With that out of the way, the attorneys were unanimous in welcoming the team's breadth of experience and reputation for settling things sooner rather than later. They all said the hiring of Feinberg and Rozen was a step in the right direction.
One Philadelphia plaintiffs attorney who is not representing any of Sandusky's accusers said Feinberg would be fair to the victims but would not be intimidated by the impressive legal resumes at the other end of the table.
"He is a national name, from that standpoint, from a public relations standpoint, that bodes in Penn State's favor," said Ken Rothweiler, of Eisenberg, Rothweiler, Winkler, Eisenberg & Jeck. "It gives the impression that Penn State wants to get this over with in a way that doesn't shortchange the victims."
If you're representing a victim and want to settle, Rothweiler added, your strategy doesn't change.
"If you want to settle, and you got a guy like Feinberg coming on board, it probably will boost your chances because Feinberg gets things done."

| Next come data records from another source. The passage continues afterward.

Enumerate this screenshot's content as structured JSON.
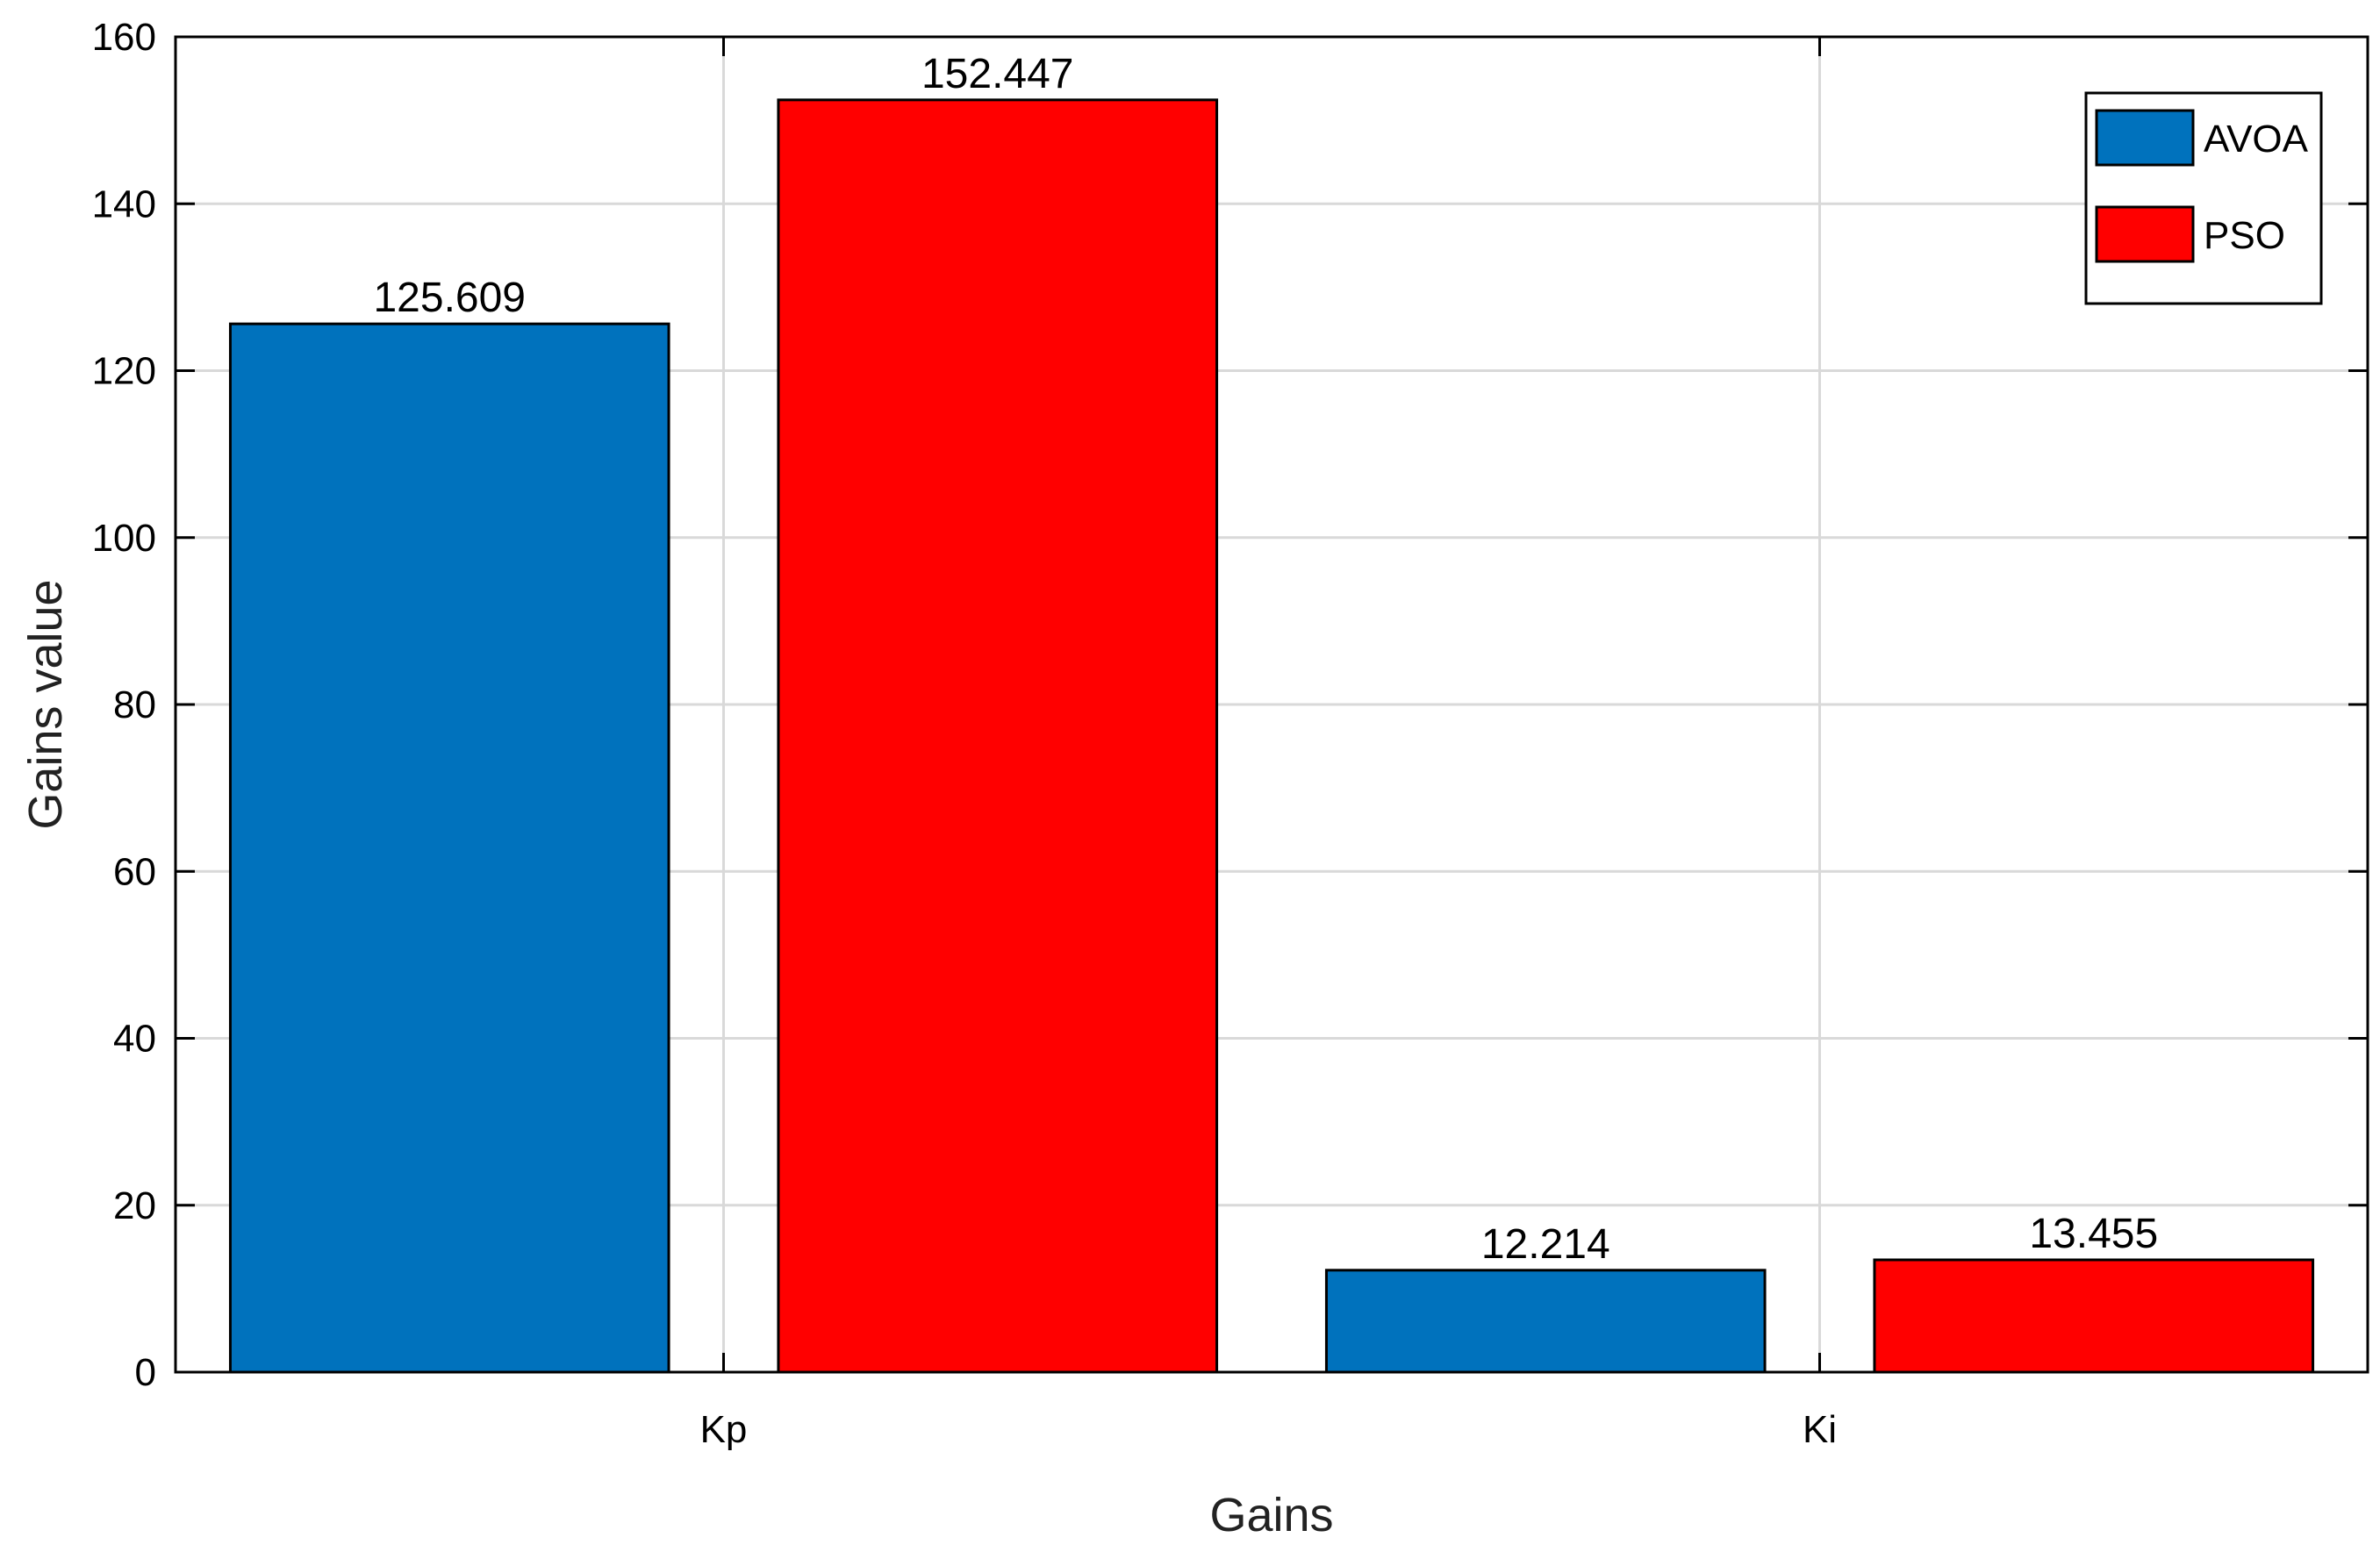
{
  "chart_data": {
    "type": "bar",
    "categories": [
      "Kp",
      "Ki"
    ],
    "series": [
      {
        "name": "AVOA",
        "values": [
          125.609,
          12.214
        ],
        "color": "#0072BD"
      },
      {
        "name": "PSO",
        "values": [
          152.447,
          13.455
        ],
        "color": "#FF0000"
      }
    ],
    "data_labels": [
      [
        "125.609",
        "12.214"
      ],
      [
        "152.447",
        "13.455"
      ]
    ],
    "xlabel": "Gains",
    "ylabel": "Gains value",
    "ylim": [
      0,
      160
    ],
    "yticks": [
      0,
      20,
      40,
      60,
      80,
      100,
      120,
      140,
      160
    ],
    "grid": true,
    "legend_position": "top-right"
  }
}
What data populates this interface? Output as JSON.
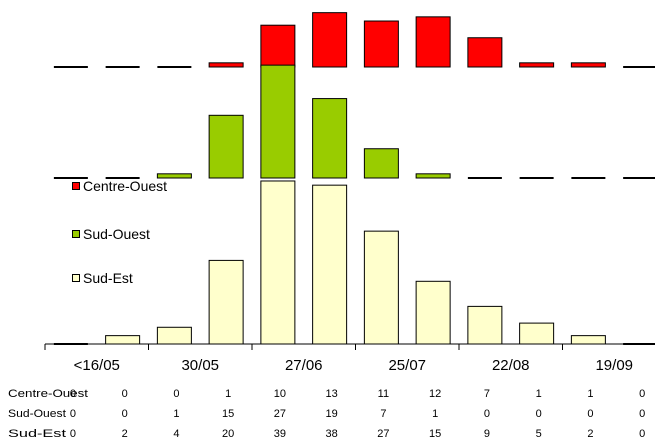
{
  "chart_data": {
    "type": "bar",
    "title": "",
    "xlabel": "",
    "ylabel": "",
    "x_tick_labels": [
      "<16/05",
      "30/05",
      "27/06",
      "25/07",
      "22/08",
      "19/09"
    ],
    "legend": [
      "Centre-Ouest",
      "Sud-Ouest",
      "Sud-Est"
    ],
    "legend_placement": "left",
    "series": [
      {
        "name": "Centre-Ouest",
        "color": "#ff0000",
        "values": [
          0,
          0,
          0,
          1,
          10,
          13,
          11,
          12,
          7,
          1,
          1,
          0
        ]
      },
      {
        "name": "Sud-Ouest",
        "color": "#99cc00",
        "values": [
          0,
          0,
          1,
          15,
          27,
          19,
          7,
          1,
          0,
          0,
          0,
          0
        ]
      },
      {
        "name": "Sud-Est",
        "color": "#ffffcc",
        "values": [
          0,
          2,
          4,
          20,
          39,
          38,
          27,
          15,
          9,
          5,
          2,
          0
        ]
      }
    ],
    "grid": false
  }
}
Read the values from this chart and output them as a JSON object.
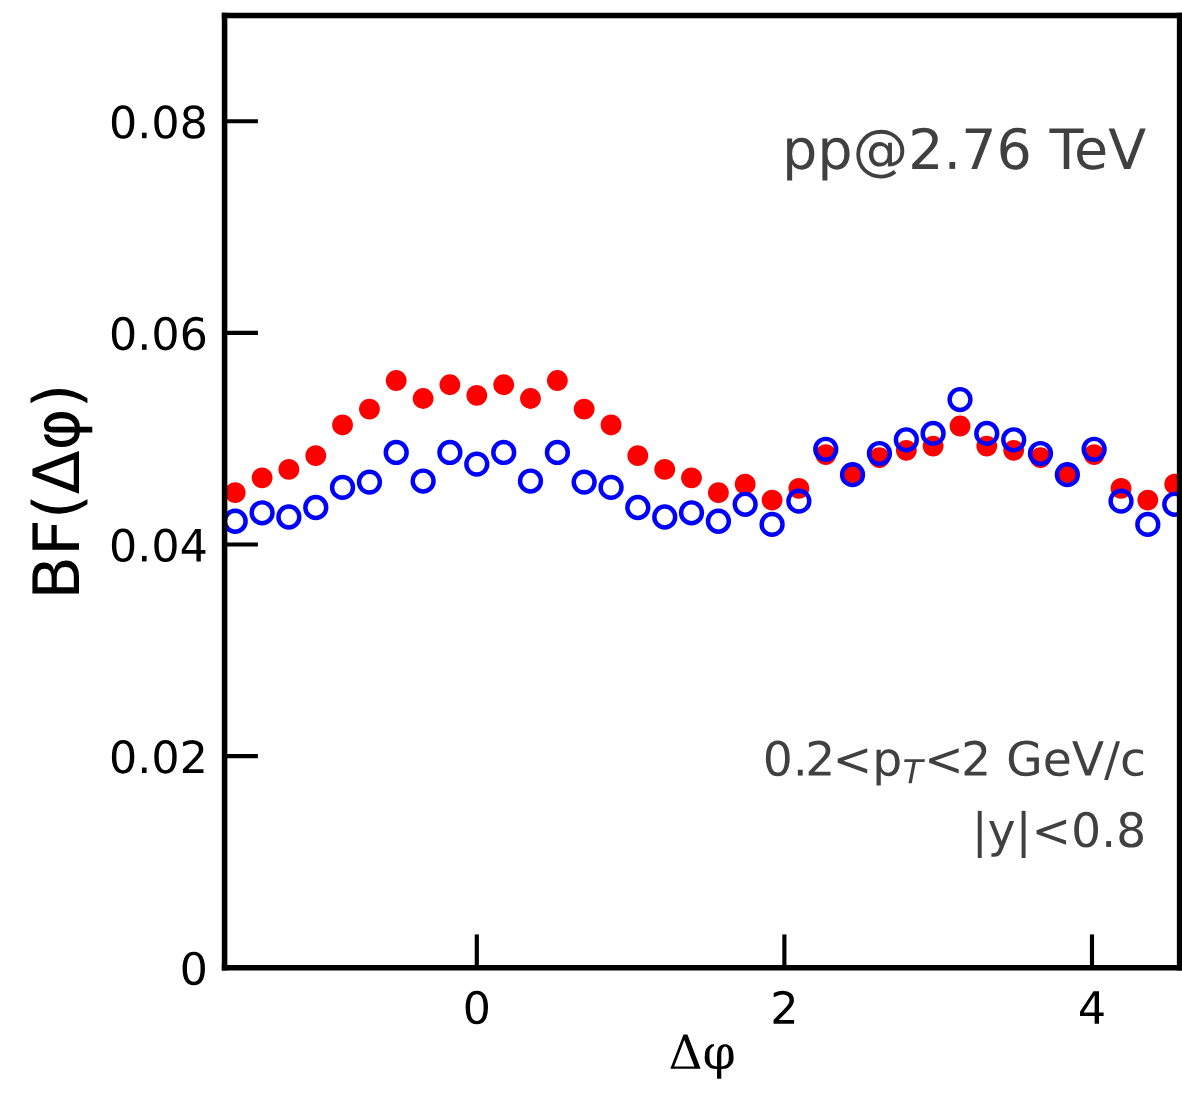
{
  "chart_data": {
    "type": "scatter",
    "xlabel": "Δφ",
    "ylabel": "BF(Δφ)",
    "x": [
      -1.571,
      -1.396,
      -1.222,
      -1.047,
      -0.873,
      -0.698,
      -0.524,
      -0.349,
      -0.175,
      0.0,
      0.175,
      0.349,
      0.524,
      0.698,
      0.873,
      1.047,
      1.222,
      1.396,
      1.571,
      1.745,
      1.92,
      2.094,
      2.269,
      2.443,
      2.618,
      2.793,
      2.967,
      3.142,
      3.316,
      3.491,
      3.665,
      3.84,
      4.014,
      4.189,
      4.363,
      4.538
    ],
    "series": [
      {
        "color": "#ff0000",
        "marker": "circle",
        "values": [
          0.0449,
          0.0463,
          0.0471,
          0.0484,
          0.0513,
          0.0528,
          0.0555,
          0.0538,
          0.0551,
          0.0541,
          0.0551,
          0.0538,
          0.0555,
          0.0528,
          0.0513,
          0.0484,
          0.0471,
          0.0463,
          0.0449,
          0.0457,
          0.0442,
          0.0453,
          0.0485,
          0.0467,
          0.0482,
          0.0489,
          0.0493,
          0.0512,
          0.0493,
          0.0489,
          0.0482,
          0.0467,
          0.0485,
          0.0453,
          0.0442,
          0.0457
        ]
      },
      {
        "color": "#0000ff",
        "marker": "open circle",
        "values": [
          0.0422,
          0.043,
          0.0426,
          0.0435,
          0.0454,
          0.0459,
          0.0487,
          0.046,
          0.0487,
          0.0476,
          0.0487,
          0.046,
          0.0487,
          0.0459,
          0.0454,
          0.0435,
          0.0426,
          0.043,
          0.0422,
          0.0438,
          0.0419,
          0.0441,
          0.049,
          0.0466,
          0.0486,
          0.0499,
          0.0505,
          0.0537,
          0.0505,
          0.0499,
          0.0486,
          0.0466,
          0.049,
          0.0441,
          0.0419,
          0.0438
        ]
      }
    ],
    "xlim": [
      -1.64,
      4.57
    ],
    "xticks": [
      0,
      2,
      4
    ],
    "ylim": [
      0,
      0.09
    ],
    "yticks": [
      0,
      0.02,
      0.04,
      0.06,
      0.08
    ],
    "grid": false,
    "legend": false,
    "annotations": [
      "pp@2.76 TeV",
      "0.2<p$_{T}$<2 GeV/c",
      "|y|<0.8"
    ]
  }
}
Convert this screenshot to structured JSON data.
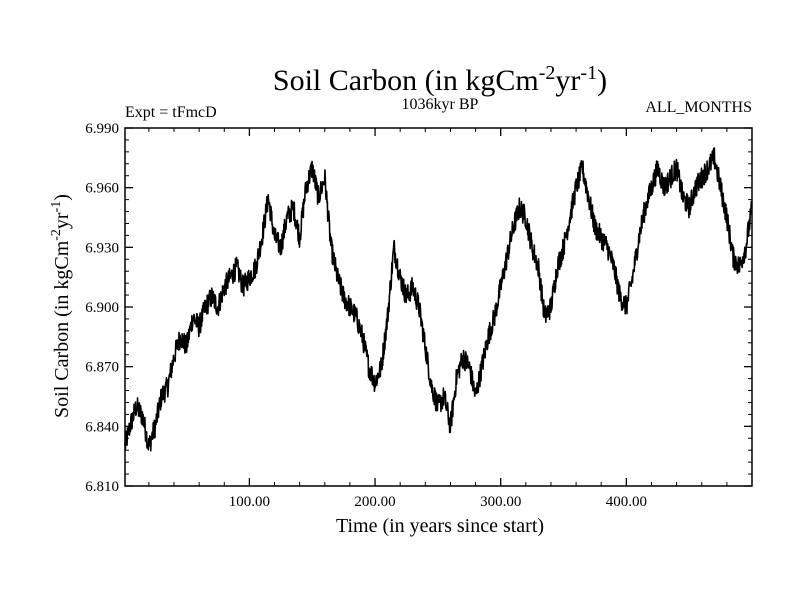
{
  "chart_data": {
    "type": "line",
    "title": "Soil Carbon (in kgCm",
    "title_sup1": "-2",
    "title_mid": "yr",
    "title_sup2": "-1",
    "title_end": ")",
    "left_label": "Expt = tFmcD",
    "center_label": "1036kyr BP",
    "right_label": "ALL_MONTHS",
    "xlabel": "Time (in years since start)",
    "ylabel": "Soil Carbon (in kgCm",
    "ylabel_sup1": "-2",
    "ylabel_mid": "yr",
    "ylabel_sup2": "-1",
    "ylabel_end": ")",
    "xlim": [
      1,
      500
    ],
    "ylim": [
      6.81,
      6.99
    ],
    "x_ticks": [
      100,
      200,
      300,
      400
    ],
    "x_tick_labels": [
      "100.00",
      "200.00",
      "300.00",
      "400.00"
    ],
    "y_ticks": [
      6.81,
      6.84,
      6.87,
      6.9,
      6.93,
      6.96,
      6.99
    ],
    "y_tick_labels": [
      "6.810",
      "6.840",
      "6.870",
      "6.900",
      "6.930",
      "6.960",
      "6.990"
    ],
    "series": [
      {
        "name": "soil carbon",
        "color": "#000000",
        "x": [
          1,
          5,
          10,
          15,
          20,
          25,
          30,
          35,
          40,
          45,
          50,
          55,
          60,
          65,
          70,
          75,
          80,
          85,
          90,
          95,
          100,
          105,
          110,
          115,
          120,
          125,
          130,
          135,
          140,
          145,
          150,
          155,
          160,
          165,
          170,
          175,
          180,
          185,
          190,
          195,
          200,
          205,
          210,
          215,
          220,
          225,
          230,
          235,
          240,
          245,
          250,
          255,
          260,
          265,
          270,
          275,
          280,
          285,
          290,
          295,
          300,
          305,
          310,
          315,
          320,
          325,
          330,
          335,
          340,
          345,
          350,
          355,
          360,
          365,
          370,
          375,
          380,
          385,
          390,
          395,
          400,
          405,
          410,
          415,
          420,
          425,
          430,
          435,
          440,
          445,
          450,
          455,
          460,
          465,
          470,
          475,
          480,
          485,
          490,
          495,
          500
        ],
        "y": [
          6.83,
          6.84,
          6.85,
          6.845,
          6.83,
          6.84,
          6.855,
          6.86,
          6.875,
          6.885,
          6.88,
          6.895,
          6.89,
          6.9,
          6.905,
          6.9,
          6.91,
          6.915,
          6.92,
          6.91,
          6.915,
          6.92,
          6.935,
          6.955,
          6.935,
          6.93,
          6.945,
          6.95,
          6.935,
          6.96,
          6.97,
          6.955,
          6.965,
          6.93,
          6.915,
          6.905,
          6.9,
          6.895,
          6.885,
          6.87,
          6.862,
          6.87,
          6.895,
          6.93,
          6.915,
          6.905,
          6.91,
          6.9,
          6.88,
          6.86,
          6.85,
          6.855,
          6.84,
          6.865,
          6.875,
          6.87,
          6.855,
          6.87,
          6.885,
          6.895,
          6.91,
          6.925,
          6.94,
          6.95,
          6.945,
          6.93,
          6.92,
          6.895,
          6.9,
          6.92,
          6.93,
          6.945,
          6.96,
          6.97,
          6.955,
          6.94,
          6.935,
          6.93,
          6.92,
          6.905,
          6.9,
          6.915,
          6.935,
          6.95,
          6.96,
          6.97,
          6.96,
          6.965,
          6.97,
          6.955,
          6.95,
          6.96,
          6.965,
          6.97,
          6.975,
          6.96,
          6.945,
          6.925,
          6.92,
          6.93,
          6.95
        ]
      }
    ]
  }
}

That said, Rothweiler described the veteran mediator as a "hard-knuckle guy" who is "not going to get pushed around by anybody."
a Case-by-case basis
The Penn State case is different from, for example, the 9/11 settlements because the university has said it would not be setting up a victim fund. That is, there will be no set pool of money from which plaintiffs will cash out. Rather, the cases are likely to be addressed on a case-by-case basis.
Feinberg, who could not be reached for comment, said that himself.
In a press release through the university, Feinberg confirmed there would not be a fund, adding the legal team has "no binding authority to compel a settlement."